Calpers triumph set to drive more reforms
By Dan McCrum
Published: February 24 2011 22:39 | Last updated: February 24 2011 22:39
Calpers claimed a high-profile scalp this week, as the largest US pension
fund by assets under management
won a shareholder vote to
improve corporate governance at
Apple, the second-largest
US company by market capitalisation.
The non-binding resolution should pave the way for similar reforms to the
way board members are elected elsewhere, correcting an anomaly that sees the
US as the last developed market not to impose majority voting for directors
on listed companies.
“Even Russia, that bastion of shareowner democracy, allows for some form of
shareholder director nominations,” says Anne Sheehan, director of corporate
governance for the California State Teachers’ Retirement System, which has
joined Calpers and Florida’s pension fund in the campaign.

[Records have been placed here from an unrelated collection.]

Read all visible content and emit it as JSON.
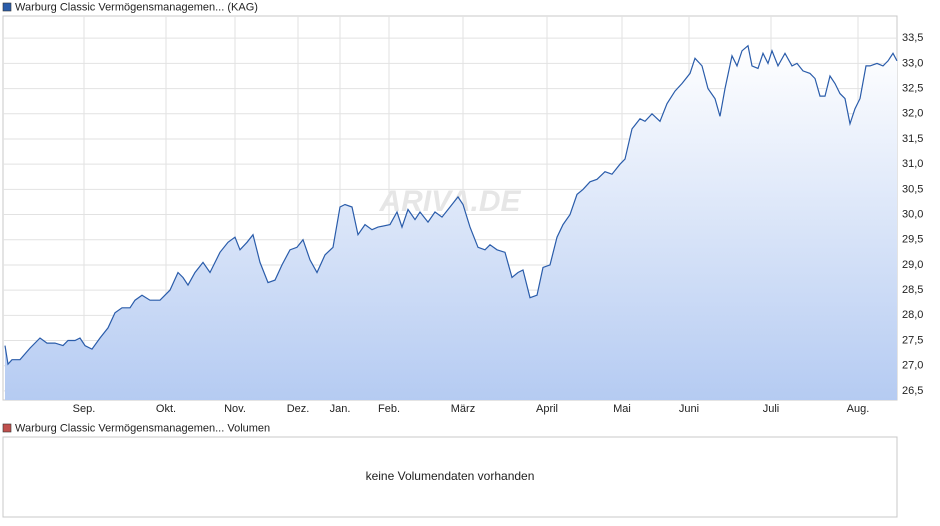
{
  "chart_data": [
    {
      "type": "area",
      "watermark": "ARIVA.DE",
      "series": [
        {
          "name": "Warburg Classic Vermögensmanagemen... (KAG)",
          "color": "#2a5caa",
          "x": [
            2,
            5,
            9,
            17,
            27,
            37,
            44,
            52,
            60,
            65,
            72,
            77,
            82,
            89,
            97,
            105,
            112,
            119,
            127,
            132,
            139,
            147,
            157,
            167,
            175,
            180,
            185,
            192,
            200,
            207,
            217,
            225,
            232,
            237,
            244,
            250,
            257,
            265,
            272,
            279,
            287,
            294,
            300,
            307,
            314,
            322,
            330,
            337,
            342,
            349,
            355,
            362,
            369,
            375,
            387,
            394,
            399,
            405,
            412,
            417,
            425,
            432,
            439,
            447,
            455,
            460,
            467,
            475,
            482,
            487,
            494,
            502,
            509,
            515,
            520,
            527,
            534,
            540,
            547,
            554,
            560,
            567,
            574,
            580,
            587,
            594,
            602,
            609,
            617,
            622,
            629,
            637,
            642,
            649,
            657,
            664,
            672,
            679,
            687,
            692,
            699,
            705,
            712,
            717,
            722,
            729,
            734,
            739,
            745,
            749,
            755,
            760,
            765,
            769,
            775,
            782,
            789,
            794,
            800,
            807,
            812,
            817,
            822,
            827,
            832,
            837,
            842,
            847,
            852,
            857,
            863,
            867,
            874,
            880,
            885,
            890,
            894
          ],
          "values": [
            27.4,
            27.03,
            27.12,
            27.12,
            27.35,
            27.55,
            27.45,
            27.45,
            27.4,
            27.5,
            27.5,
            27.55,
            27.4,
            27.33,
            27.55,
            27.75,
            28.05,
            28.15,
            28.15,
            28.3,
            28.4,
            28.3,
            28.3,
            28.5,
            28.85,
            28.75,
            28.6,
            28.85,
            29.05,
            28.85,
            29.25,
            29.45,
            29.55,
            29.3,
            29.45,
            29.6,
            29.05,
            28.65,
            28.7,
            29.0,
            29.3,
            29.35,
            29.5,
            29.1,
            28.85,
            29.2,
            29.35,
            30.15,
            30.2,
            30.15,
            29.6,
            29.8,
            29.7,
            29.75,
            29.8,
            30.05,
            29.75,
            30.1,
            29.9,
            30.05,
            29.85,
            30.05,
            29.95,
            30.15,
            30.35,
            30.2,
            29.75,
            29.35,
            29.3,
            29.4,
            29.3,
            29.25,
            28.75,
            28.85,
            28.9,
            28.35,
            28.4,
            28.95,
            29.0,
            29.55,
            29.8,
            30.0,
            30.4,
            30.5,
            30.65,
            30.7,
            30.85,
            30.8,
            31.0,
            31.1,
            31.7,
            31.9,
            31.85,
            32.0,
            31.85,
            32.2,
            32.45,
            32.6,
            32.8,
            33.1,
            32.95,
            32.5,
            32.3,
            31.95,
            32.5,
            33.15,
            32.95,
            33.25,
            33.35,
            32.95,
            32.9,
            33.2,
            33.0,
            33.25,
            32.95,
            33.2,
            32.95,
            33.0,
            32.85,
            32.8,
            32.7,
            32.35,
            32.35,
            32.75,
            32.6,
            32.4,
            32.3,
            31.8,
            32.1,
            32.3,
            32.95,
            32.95,
            33.0,
            32.95,
            33.05,
            33.2,
            33.05
          ]
        }
      ],
      "xlim": [
        0,
        894
      ],
      "xticks": [
        {
          "value": 81,
          "label": "Sep."
        },
        {
          "value": 163,
          "label": "Okt."
        },
        {
          "value": 232,
          "label": "Nov."
        },
        {
          "value": 295,
          "label": "Dez."
        },
        {
          "value": 337,
          "label": "Jan."
        },
        {
          "value": 386,
          "label": "Feb."
        },
        {
          "value": 460,
          "label": "März"
        },
        {
          "value": 544,
          "label": "April"
        },
        {
          "value": 619,
          "label": "Mai"
        },
        {
          "value": 686,
          "label": "Juni"
        },
        {
          "value": 768,
          "label": "Juli"
        },
        {
          "value": 855,
          "label": "Aug."
        }
      ],
      "ylim": [
        26.32,
        33.94
      ],
      "yticks": [
        {
          "value": 26.5,
          "label": "26,5"
        },
        {
          "value": 27,
          "label": "27,0"
        },
        {
          "value": 27.5,
          "label": "27,5"
        },
        {
          "value": 28,
          "label": "28,0"
        },
        {
          "value": 28.5,
          "label": "28,5"
        },
        {
          "value": 29,
          "label": "29,0"
        },
        {
          "value": 29.5,
          "label": "29,5"
        },
        {
          "value": 30,
          "label": "30,0"
        },
        {
          "value": 30.5,
          "label": "30,5"
        },
        {
          "value": 31,
          "label": "31,0"
        },
        {
          "value": 31.5,
          "label": "31,5"
        },
        {
          "value": 32,
          "label": "32,0"
        },
        {
          "value": 32.5,
          "label": "32,5"
        },
        {
          "value": 33,
          "label": "33,0"
        },
        {
          "value": 33.5,
          "label": "33,5"
        }
      ],
      "grid": true
    },
    {
      "type": "empty",
      "series": [
        {
          "name": "Warburg Classic Vermögensmanagemen... Volumen",
          "color": "#c0504d"
        }
      ],
      "message": "keine Volumendaten vorhanden"
    }
  ]
}
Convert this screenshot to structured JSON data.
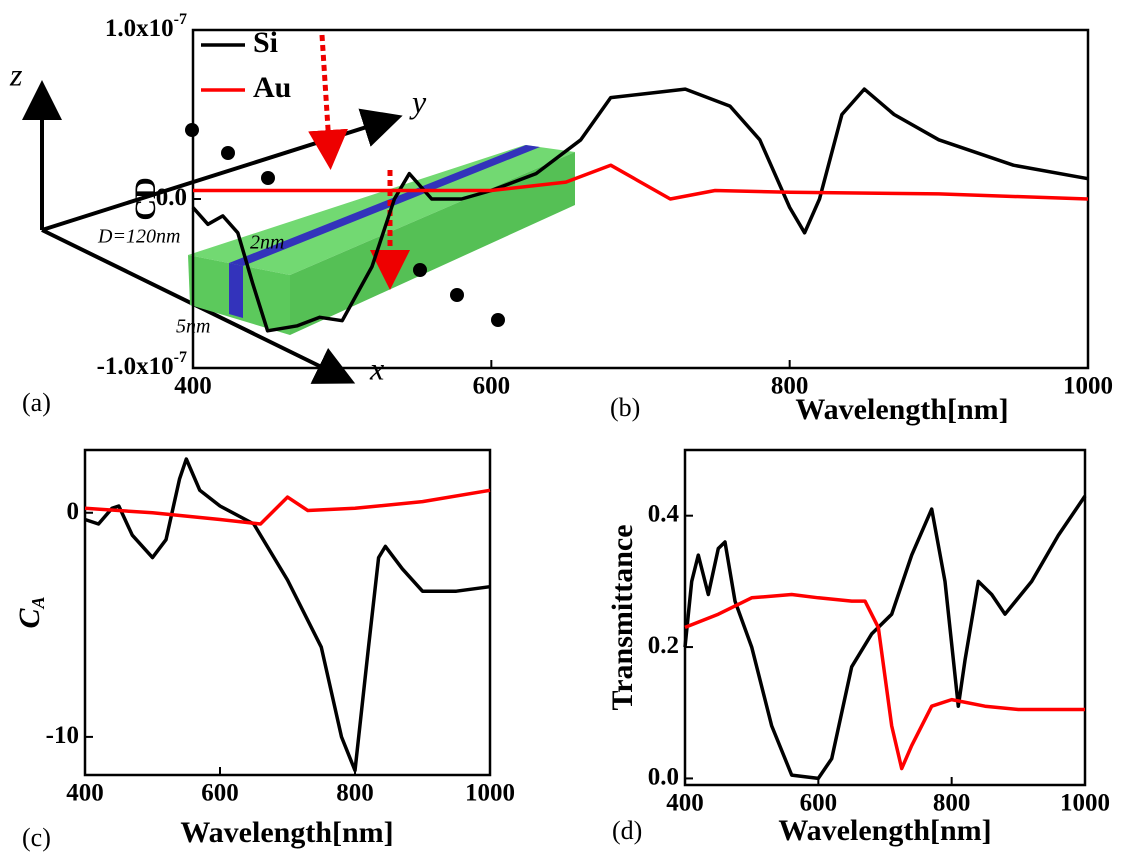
{
  "diagram": {
    "axis_labels": [
      "z",
      "y",
      "x"
    ],
    "dimension_labels": [
      "D=120nm",
      "2nm",
      "5nm"
    ]
  },
  "panel_labels": [
    "(a)",
    "(b)",
    "(c)",
    "(d)"
  ],
  "chart_data": [
    {
      "type": "line",
      "xlabel": "Wavelength[nm]",
      "ylabel": "CD",
      "xlim": [
        400,
        1000
      ],
      "xticks": [
        400,
        600,
        800,
        1000
      ],
      "ylim": [
        -1e-07,
        1e-07
      ],
      "yticks": [
        {
          "value": -1e-07,
          "label": "-1.0x10",
          "exponent": "-7"
        },
        {
          "value": 0,
          "label": "0.0"
        },
        {
          "value": 1e-07,
          "label": "1.0x10",
          "exponent": "-7"
        }
      ],
      "series": [
        {
          "name": "Si",
          "color": "#000000",
          "x": [
            400,
            410,
            420,
            430,
            440,
            450,
            470,
            485,
            500,
            520,
            535,
            545,
            560,
            580,
            600,
            630,
            660,
            680,
            700,
            730,
            760,
            780,
            800,
            810,
            820,
            835,
            850,
            870,
            900,
            950,
            1000
          ],
          "values": [
            -5e-09,
            -1.5e-08,
            -1e-08,
            -2e-08,
            -5e-08,
            -7.8e-08,
            -7.5e-08,
            -7e-08,
            -7.2e-08,
            -4e-08,
            0,
            1.5e-08,
            0,
            0,
            5e-09,
            1.5e-08,
            3.5e-08,
            6e-08,
            6.2e-08,
            6.5e-08,
            5.5e-08,
            3.5e-08,
            -5e-09,
            -2e-08,
            0,
            5e-08,
            6.5e-08,
            5e-08,
            3.5e-08,
            2e-08,
            1.2e-08
          ]
        },
        {
          "name": "Au",
          "color": "#ff0000",
          "x": [
            400,
            500,
            600,
            650,
            680,
            700,
            720,
            750,
            800,
            900,
            1000
          ],
          "values": [
            5e-09,
            5e-09,
            5e-09,
            1e-08,
            2e-08,
            1e-08,
            0,
            5e-09,
            4e-09,
            3e-09,
            0
          ]
        }
      ]
    },
    {
      "type": "line",
      "xlabel": "Wavelength[nm]",
      "ylabel": {
        "text": "C",
        "subscript": "A"
      },
      "xlim": [
        400,
        1000
      ],
      "xticks": [
        400,
        600,
        800,
        1000
      ],
      "ylim": [
        -11.7,
        2.8
      ],
      "yticks": [
        -10,
        0
      ],
      "series": [
        {
          "color": "#000000",
          "x": [
            400,
            420,
            440,
            450,
            470,
            500,
            520,
            540,
            550,
            570,
            600,
            650,
            700,
            750,
            780,
            800,
            820,
            835,
            845,
            870,
            900,
            950,
            1000
          ],
          "values": [
            -0.3,
            -0.5,
            0.2,
            0.3,
            -1,
            -2,
            -1.2,
            1.5,
            2.4,
            1,
            0.3,
            -0.5,
            -3,
            -6,
            -10,
            -11.5,
            -6,
            -2,
            -1.5,
            -2.5,
            -3.5,
            -3.5,
            -3.3
          ]
        },
        {
          "color": "#ff0000",
          "x": [
            400,
            500,
            600,
            660,
            700,
            730,
            800,
            900,
            1000
          ],
          "values": [
            0.2,
            0,
            -0.3,
            -0.5,
            0.7,
            0.1,
            0.2,
            0.5,
            1.0
          ]
        }
      ]
    },
    {
      "type": "line",
      "xlabel": "Wavelength[nm]",
      "ylabel": "Transmittance",
      "xlim": [
        400,
        1000
      ],
      "xticks": [
        400,
        600,
        800,
        1000
      ],
      "ylim": [
        -0.01,
        0.5
      ],
      "yticks": [
        {
          "value": 0,
          "label": "0.0"
        },
        0.2,
        0.4
      ],
      "series": [
        {
          "color": "#000000",
          "x": [
            400,
            410,
            420,
            435,
            450,
            460,
            475,
            500,
            530,
            560,
            600,
            620,
            650,
            680,
            710,
            740,
            770,
            790,
            810,
            820,
            840,
            860,
            880,
            920,
            960,
            1000
          ],
          "values": [
            0.2,
            0.3,
            0.34,
            0.28,
            0.35,
            0.36,
            0.27,
            0.2,
            0.08,
            0.005,
            0.0,
            0.03,
            0.17,
            0.22,
            0.25,
            0.34,
            0.41,
            0.3,
            0.11,
            0.18,
            0.3,
            0.28,
            0.25,
            0.3,
            0.37,
            0.43
          ]
        },
        {
          "color": "#ff0000",
          "x": [
            400,
            450,
            500,
            560,
            600,
            650,
            670,
            690,
            710,
            725,
            740,
            770,
            800,
            850,
            900,
            1000
          ],
          "values": [
            0.23,
            0.25,
            0.275,
            0.28,
            0.275,
            0.27,
            0.27,
            0.23,
            0.08,
            0.015,
            0.05,
            0.11,
            0.12,
            0.11,
            0.105,
            0.105
          ]
        }
      ]
    }
  ]
}
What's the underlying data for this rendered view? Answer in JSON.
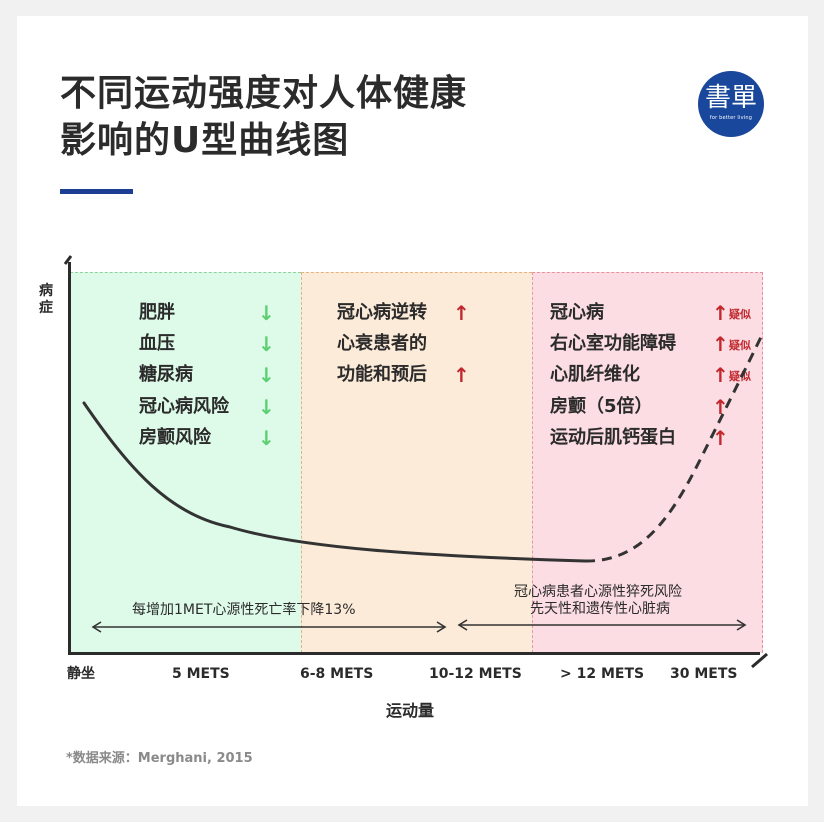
{
  "title": {
    "line1": "不同运动强度对人体健康",
    "line2": "影响的U型曲线图"
  },
  "logo": {
    "main": "書單",
    "sub": "for better living"
  },
  "axes": {
    "ylabel": "病症",
    "xlabel": "运动量",
    "ticks": [
      "静坐",
      "5 METS",
      "6-8 METS",
      "10-12 METS",
      "> 12 METS",
      "30 METS"
    ]
  },
  "zones": {
    "green": {
      "color": "#defbe9",
      "items": [
        {
          "label": "肥胖",
          "trend": "↓"
        },
        {
          "label": "血压",
          "trend": "↓"
        },
        {
          "label": "糖尿病",
          "trend": "↓"
        },
        {
          "label": "冠心病风险",
          "trend": "↓"
        },
        {
          "label": "房颤风险",
          "trend": "↓"
        }
      ]
    },
    "orange": {
      "color": "#fcebd9",
      "items": [
        {
          "label": "冠心病逆转",
          "trend": "↑"
        },
        {
          "label": "心衰患者的",
          "trend": ""
        },
        {
          "label": "功能和预后",
          "trend": "↑"
        }
      ]
    },
    "pink": {
      "color": "#fbdde3",
      "items": [
        {
          "label": "冠心病",
          "trend": "↑",
          "note": "疑似"
        },
        {
          "label": "右心室功能障碍",
          "trend": "↑",
          "note": "疑似"
        },
        {
          "label": "心肌纤维化",
          "trend": "↑",
          "note": "疑似"
        },
        {
          "label": "房颤（5倍）",
          "trend": "↑",
          "note": ""
        },
        {
          "label": "运动后肌钙蛋白",
          "trend": "↑",
          "note": ""
        }
      ]
    }
  },
  "annotations": {
    "left": "每增加1MET心源性死亡率下降13%",
    "right_line1": "冠心病患者心源性猝死风险",
    "right_line2": "先天性和遗传性心脏病"
  },
  "source": "*数据来源：Merghani, 2015",
  "colors": {
    "accent": "#1c3f94",
    "down_arrow": "#5ccf72",
    "up_arrow": "#c1272d"
  }
}
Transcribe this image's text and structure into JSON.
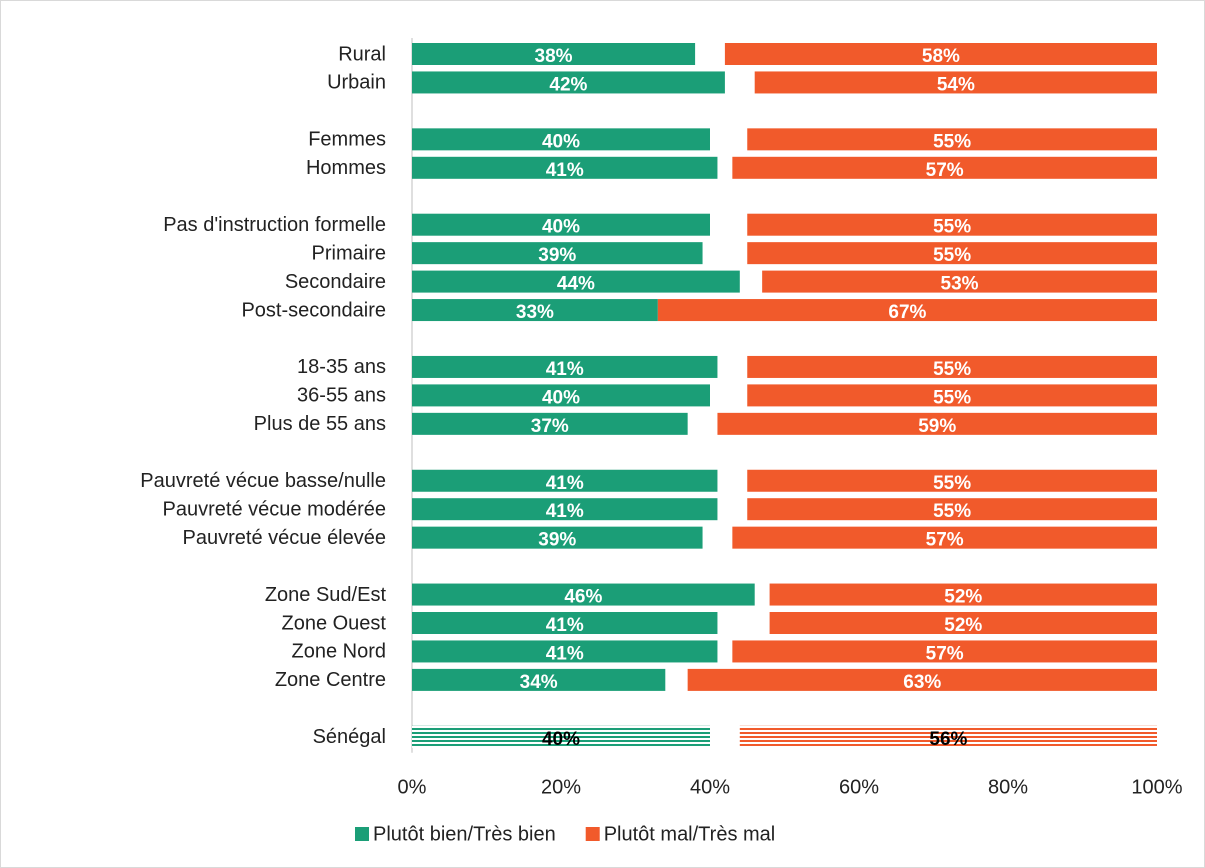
{
  "chart_data": {
    "type": "bar",
    "categories": [
      "Rural",
      "Urbain",
      null,
      "Femmes",
      "Hommes",
      null,
      "Pas d'instruction formelle",
      "Primaire",
      "Secondaire",
      "Post-secondaire",
      null,
      "18-35 ans",
      "36-55 ans",
      "Plus de 55 ans",
      null,
      "Pauvreté vécue basse/nulle",
      "Pauvreté vécue modérée",
      "Pauvreté vécue élevée",
      null,
      "Zone Sud/Est",
      "Zone Ouest",
      "Zone Nord",
      "Zone Centre",
      null,
      "Sénégal"
    ],
    "series": [
      {
        "name": "Plutôt bien/Très bien",
        "color": "#1b9e77",
        "values": [
          38,
          42,
          null,
          40,
          41,
          null,
          40,
          39,
          44,
          33,
          null,
          41,
          40,
          37,
          null,
          41,
          41,
          39,
          null,
          46,
          41,
          41,
          34,
          null,
          40
        ],
        "value_labels": [
          "38%",
          "42%",
          null,
          "40%",
          "41%",
          null,
          "40%",
          "39%",
          "44%",
          "33%",
          null,
          "41%",
          "40%",
          "37%",
          null,
          "41%",
          "41%",
          "39%",
          null,
          "46%",
          "41%",
          "41%",
          "34%",
          null,
          "40%"
        ]
      },
      {
        "name": "Plutôt mal/Très mal",
        "color": "#f15a2b",
        "values": [
          58,
          54,
          null,
          55,
          57,
          null,
          55,
          55,
          53,
          67,
          null,
          55,
          55,
          59,
          null,
          55,
          55,
          57,
          null,
          52,
          52,
          57,
          63,
          null,
          56
        ],
        "value_labels": [
          "58%",
          "54%",
          null,
          "55%",
          "57%",
          null,
          "55%",
          "55%",
          "53%",
          "67%",
          null,
          "55%",
          "55%",
          "59%",
          null,
          "55%",
          "55%",
          "57%",
          null,
          "52%",
          "52%",
          "57%",
          "63%",
          null,
          "56%"
        ]
      }
    ],
    "xlim": [
      0,
      100
    ],
    "xticks": [
      {
        "value": 0,
        "label": "0%"
      },
      {
        "value": 20,
        "label": "20%"
      },
      {
        "value": 40,
        "label": "40%"
      },
      {
        "value": 60,
        "label": "60%"
      },
      {
        "value": 80,
        "label": "80%"
      },
      {
        "value": 100,
        "label": "100%"
      }
    ],
    "hatch_last": true,
    "legend": "bottom"
  }
}
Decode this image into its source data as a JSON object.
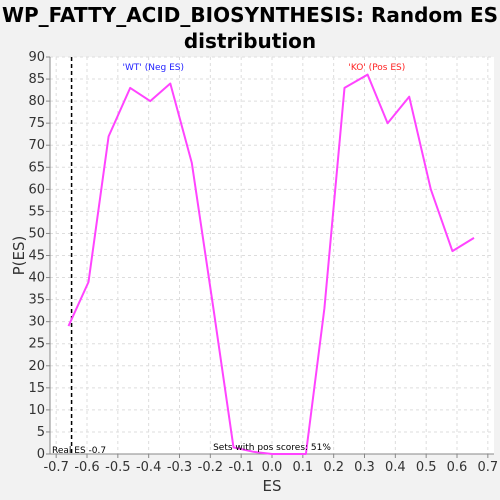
{
  "chart_data": {
    "type": "line",
    "title_line1": "WP_FATTY_ACID_BIOSYNTHESIS: Random ES",
    "title_line2": "distribution",
    "xlabel": "ES",
    "ylabel": "P(ES)",
    "xlim": [
      -0.72,
      0.72
    ],
    "ylim": [
      0,
      90
    ],
    "xticks": [
      -0.7,
      -0.6,
      -0.5,
      -0.4,
      -0.3,
      -0.2,
      -0.1,
      0.0,
      0.1,
      0.2,
      0.3,
      0.4,
      0.5,
      0.6,
      0.7
    ],
    "xtick_labels": [
      "-0.7",
      "-0.6",
      "-0.5",
      "-0.4",
      "-0.3",
      "-0.2",
      "-0.1",
      "0.0",
      "0.1",
      "0.2",
      "0.3",
      "0.4",
      "0.5",
      "0.6",
      "0.7"
    ],
    "yticks": [
      0,
      5,
      10,
      15,
      20,
      25,
      30,
      35,
      40,
      45,
      50,
      55,
      60,
      65,
      70,
      75,
      80,
      85,
      90
    ],
    "grid": true,
    "series": [
      {
        "color": "#ff44ff",
        "x": [
          -0.66,
          -0.595,
          -0.53,
          -0.46,
          -0.395,
          -0.33,
          -0.26,
          -0.19,
          -0.125,
          -0.06,
          0.0,
          0.06,
          0.11,
          0.17,
          0.235,
          0.31,
          0.375,
          0.445,
          0.515,
          0.585,
          0.655
        ],
        "y": [
          29,
          39,
          72,
          83,
          80,
          84,
          66,
          33,
          1.5,
          0.5,
          0,
          0,
          0,
          33,
          83,
          86,
          75,
          81,
          60,
          46,
          49
        ]
      }
    ],
    "real_es": {
      "value": -0.65,
      "color": "#000000",
      "label": "Real ES -0.7"
    },
    "annotations": {
      "neg_label": "'WT' (Neg ES)",
      "neg_color": "#2222ff",
      "pos_label": "'KO' (Pos ES)",
      "pos_color": "#ff2222",
      "bottom_label": "Sets with pos scores: 51%"
    }
  }
}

Poison pills, golden parachutes and options backdating have all been tackled
over the past 20 years. However, with many of these governance battles now
won, the remaining question is the ability of shareholders to engage with
and police the companies they own.
“The US system is adversarial,” says John Wilcox of consultancy Sodali.
“Companies view governance as a set of obligations imposed from the
outside.”
He blames this on the serial failure of US corporate groups to advocate
dialogue or a collaborative approach to shareholder rights. “The pattern of
governance reform is linear and uniform,” he says.
Abuses, such as excessive executive benefits, prompt complaints and calls
for reform. A lack of change prompts shareholders to press the Securities
and Exchange Commission or Congress for action, and after a big battle
companies are left with rigid and costly rules imposed.
The latest example of this is the fight for proxy access.
Last summer’s
Dodd-Frank legislation
authorised the SEC to introduce rules allowing certain shareholders to
include their nominations for directors in a company’s own proxy materials
sent to shareholders.
Challenging a company would thus become much cheaper and accessible for
activist investors. However the US Chamber of Commerce is fighting the new
rules in court because it is fearful that the new rights will be hijacked by
special interest groups pushing a narrow agenda.
For now companies must contemplate other changes introduced as a result of
Dodd-Frank, including “say on pay” rules and an end to discretionary voting
of clients’ shareholder votes by stockbrokers.
The former had threatened to “suck all of the air out of the room this proxy
season”, says Pat McGurn of Institutional Shareholder Services, a proxy
adviser, as investors struggled to deal with several thousand companies
adopting the measure at once.
While some see it as a box ticking measure, Stephen Brown, director of
corporate governance for TIAA-CREF, which manages $453bn in assets, argues
that it is “a tool to have greater dialogue with the board on executive
compensation”.
An end to broker voting is more significant, according to Stephen Davis,
executive director of the Milstein Center for Corporate Governance, who
characterises broker voting as “legalised ballot stuffing”. “In some way
what Dodd-Frank is doing is placing an enormous bet on shareholder’s ability
to police the market on their own,” he says.
Efforts by the large funds are now moving toward improvements in the quality
of independent board members. At the same time the requirements on
shareholders have increased.
TIAA-CREF on Thursday published its first update to its governance standards
since 2007. Prominent among the changes was a shift from a the “rights and
responsibilities” of shareholders to their “duties and responsibilities”.
Mr Brown, argues that a shift is already under way.
“Since the summer we have seen many more companies reaching out to us. They
understand that we are in a new era and that there is a need to reach out to
shareholders.”
“Dodd-Frank has encouraged those weren’t part of the trend to get involved.”